Their power becomes your power, but only if you know which buildings to target with spies and check if those buildings is already occupied, blockaded, or damaged. Sending out your spies blindly into useless buildings isnt productive; you’ll waste actions and give away part of your hand too soon.

Enter air power, which throws things into direct conflict. Bombers enables you to take out enemy infrastructure; fighters protect your own buildings against enemy bombers. This results in a rock-paper-scissors interaction that changes long-term strategy. When buildings are damaged, they can’t be brought back online till fixed (which requires time as well as money). Your bomber count, along with your opponent’s defenses, go into the calculator to estimate if an attack is worth launching. If not, for example, if target has more fighters than you do bombers, then it will never launch. Knowing this saves you from wasting resources on useless attacks that only help your competition.

It all comes back to worker allocation. There are three types: engineers for construction, scientists for design and research, and general workers for simple tasks like operating stuff. If you misallocate them, then you’ll grind to a halt. If you have loads of cash but no one who know how to use it, what good does that do? To see where you stand on this front, the tool keeps track of your workforce and shows you when you’re about to be able to build a reactor or when you’re simply shuffling around yellowcake.
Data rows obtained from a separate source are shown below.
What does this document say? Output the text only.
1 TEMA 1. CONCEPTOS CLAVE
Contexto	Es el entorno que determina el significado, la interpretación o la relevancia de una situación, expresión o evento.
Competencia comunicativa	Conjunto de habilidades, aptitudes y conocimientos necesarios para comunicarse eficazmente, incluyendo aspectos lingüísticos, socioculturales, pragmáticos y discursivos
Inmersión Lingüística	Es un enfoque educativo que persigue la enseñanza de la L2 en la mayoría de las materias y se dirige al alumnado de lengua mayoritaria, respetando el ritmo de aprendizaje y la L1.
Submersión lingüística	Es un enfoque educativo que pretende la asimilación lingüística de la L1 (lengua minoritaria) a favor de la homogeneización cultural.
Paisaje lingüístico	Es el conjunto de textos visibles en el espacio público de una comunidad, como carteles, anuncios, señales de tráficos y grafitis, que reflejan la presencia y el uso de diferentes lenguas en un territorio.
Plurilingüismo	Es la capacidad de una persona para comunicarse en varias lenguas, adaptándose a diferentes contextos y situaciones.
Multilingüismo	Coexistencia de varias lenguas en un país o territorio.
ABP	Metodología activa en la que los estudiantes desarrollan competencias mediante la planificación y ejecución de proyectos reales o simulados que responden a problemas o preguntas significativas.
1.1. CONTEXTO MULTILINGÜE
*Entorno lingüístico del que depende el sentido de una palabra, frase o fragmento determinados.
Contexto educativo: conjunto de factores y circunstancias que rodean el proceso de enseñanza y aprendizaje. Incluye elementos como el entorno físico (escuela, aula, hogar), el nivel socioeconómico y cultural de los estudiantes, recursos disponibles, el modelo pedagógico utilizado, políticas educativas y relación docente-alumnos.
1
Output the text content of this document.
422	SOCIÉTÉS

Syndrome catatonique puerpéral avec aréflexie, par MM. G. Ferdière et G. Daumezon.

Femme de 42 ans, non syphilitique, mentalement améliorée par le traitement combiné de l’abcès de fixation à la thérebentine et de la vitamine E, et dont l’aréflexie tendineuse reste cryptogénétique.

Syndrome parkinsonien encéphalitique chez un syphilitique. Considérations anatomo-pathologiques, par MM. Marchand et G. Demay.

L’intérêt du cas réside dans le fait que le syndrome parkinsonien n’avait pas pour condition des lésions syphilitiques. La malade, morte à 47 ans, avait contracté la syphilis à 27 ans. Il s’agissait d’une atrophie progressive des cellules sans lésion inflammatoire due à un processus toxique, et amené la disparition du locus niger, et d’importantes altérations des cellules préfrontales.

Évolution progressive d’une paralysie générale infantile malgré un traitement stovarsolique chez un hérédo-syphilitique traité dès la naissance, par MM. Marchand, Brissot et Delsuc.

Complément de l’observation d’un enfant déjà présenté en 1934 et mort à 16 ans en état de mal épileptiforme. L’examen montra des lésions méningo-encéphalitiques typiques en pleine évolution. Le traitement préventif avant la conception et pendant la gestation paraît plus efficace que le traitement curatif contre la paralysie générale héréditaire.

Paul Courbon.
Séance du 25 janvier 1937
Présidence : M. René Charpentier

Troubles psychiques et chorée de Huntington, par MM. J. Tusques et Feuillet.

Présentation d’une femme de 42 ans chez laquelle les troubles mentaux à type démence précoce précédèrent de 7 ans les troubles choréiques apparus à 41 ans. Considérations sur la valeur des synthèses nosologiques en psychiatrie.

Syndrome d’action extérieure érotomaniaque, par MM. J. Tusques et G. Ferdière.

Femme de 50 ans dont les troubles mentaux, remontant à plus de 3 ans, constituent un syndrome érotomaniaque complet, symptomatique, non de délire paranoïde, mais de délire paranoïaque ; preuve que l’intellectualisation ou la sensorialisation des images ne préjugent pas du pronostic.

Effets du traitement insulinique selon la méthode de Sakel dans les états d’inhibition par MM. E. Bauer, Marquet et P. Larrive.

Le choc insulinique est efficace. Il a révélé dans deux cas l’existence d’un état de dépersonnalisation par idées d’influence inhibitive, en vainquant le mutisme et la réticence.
It’s got a neat view of what you want to do versus what you can get done.

It’s all about consolidating when needed and pushing when necessary. In general, being well rounded works better than specializing early on. Build up enough scoring power to crush the final few minutes and enough production that you can survive the mid-game scramble. Depending on how many players are racing, their target scores will differ (lesser players = more points). So in lower player counts, haste makes waste. More than anything, be patient.

Keep an eye on your estimated burst and your opponent’s score. If you’re in contention, burn everything. If you’re way out of the running, slow down and sabotage. You should of want to be building bombs…you want to be building them at the right time so your opponents have no chance of stopping you. That’s where the difference between the greats and everyone else shows.